Relational exploration, learning and inference (SPP 1527, DFG)
The core approach of this DFG project is to organize exploration, learning and inference on appropriate relational representations implying strong prior assumptions on the world structure. On these representations we can learn from uncertain experience compact models of action effects that generalize across objects. We transfer existing exploration theories to relational representations—leading to a novel level of explorative behavior that decidedly aims to explore objects to which the current knowledge does not generalize. This project was to our knowledge the first to combine statistical relational learning methods to tackle core problems in intelligent robotics, fueling the hope for a major advance in the field. We have demonstrated our methods on real-world robot platforms manipulating their environments.

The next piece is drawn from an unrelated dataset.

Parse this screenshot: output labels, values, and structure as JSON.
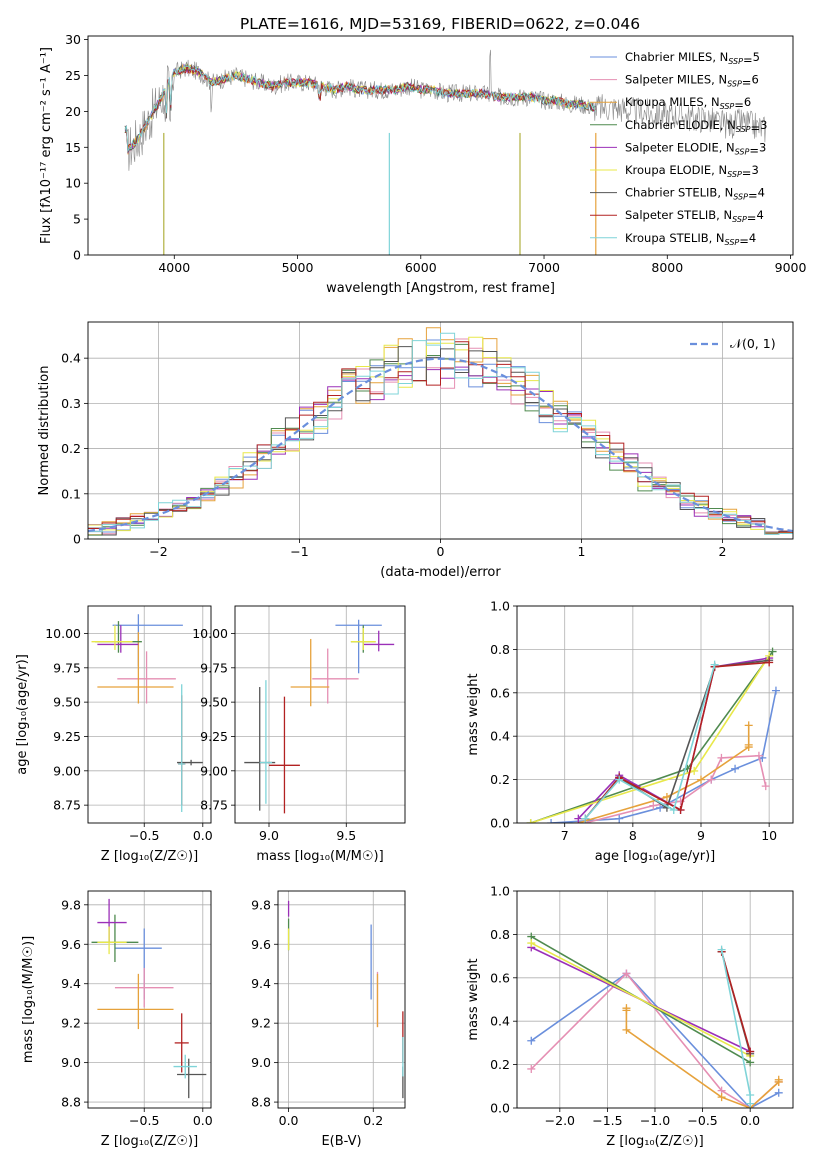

The ability to build computing systems that can observe, understand and act on human activity has long been a goal of computing research. Such systems could have profound conceptual and practical implications. Since the ability to reason and act based on activity is one of the central aspects of human intelligence, from a conceptual viewpoint such a system could cast light on computational models of intelligence. More tangibly, perhaps, machines that reason about human activity could aid humans in aspects of their lives that are today considered outside the domain of machines.
Most existing activity mining approaches indeed take uncertainties into account, but they do not consider the rich relations among people and objects that exist in the real world. STREAM’s goal was to develop formalisms, models, and algorithms for effective and robust statistical relational activity mining that enables one to develop socio-cognitive aware systems and to apply them on significant real-life applications. To this aim STREAM develop statistical relational learning methods using a Fraunhofer ATTRACT fellowship.
One of the key open questions of artificial intelligence concerns "probabilistic logic learning", i.e.the integration of probabilistic reasoning, with first order logic representations and machine learning. The overall goal of the APrIL II project is therefore to develop a sound theoretical understanding of "probabilistic logic learning" that enables one to develop effective probabilistic logic learning systems and to apply them on significant real-life applications. To realize this aim, the APrIL II consortium will (1) develop a number of significant "show-case" applications of "probabilistic logic learning" in the area of bio-informatics, more specifically, concerning protein folding, metabolic pathways, and genetics.(2) develop the needed theory, probabilistic representations, learning algorithms and systems for learning interesting probabilistic logic models in real-life applications on the basis of data. The methodology applied is that of the field of inductive logic programming, which explains the title of the project.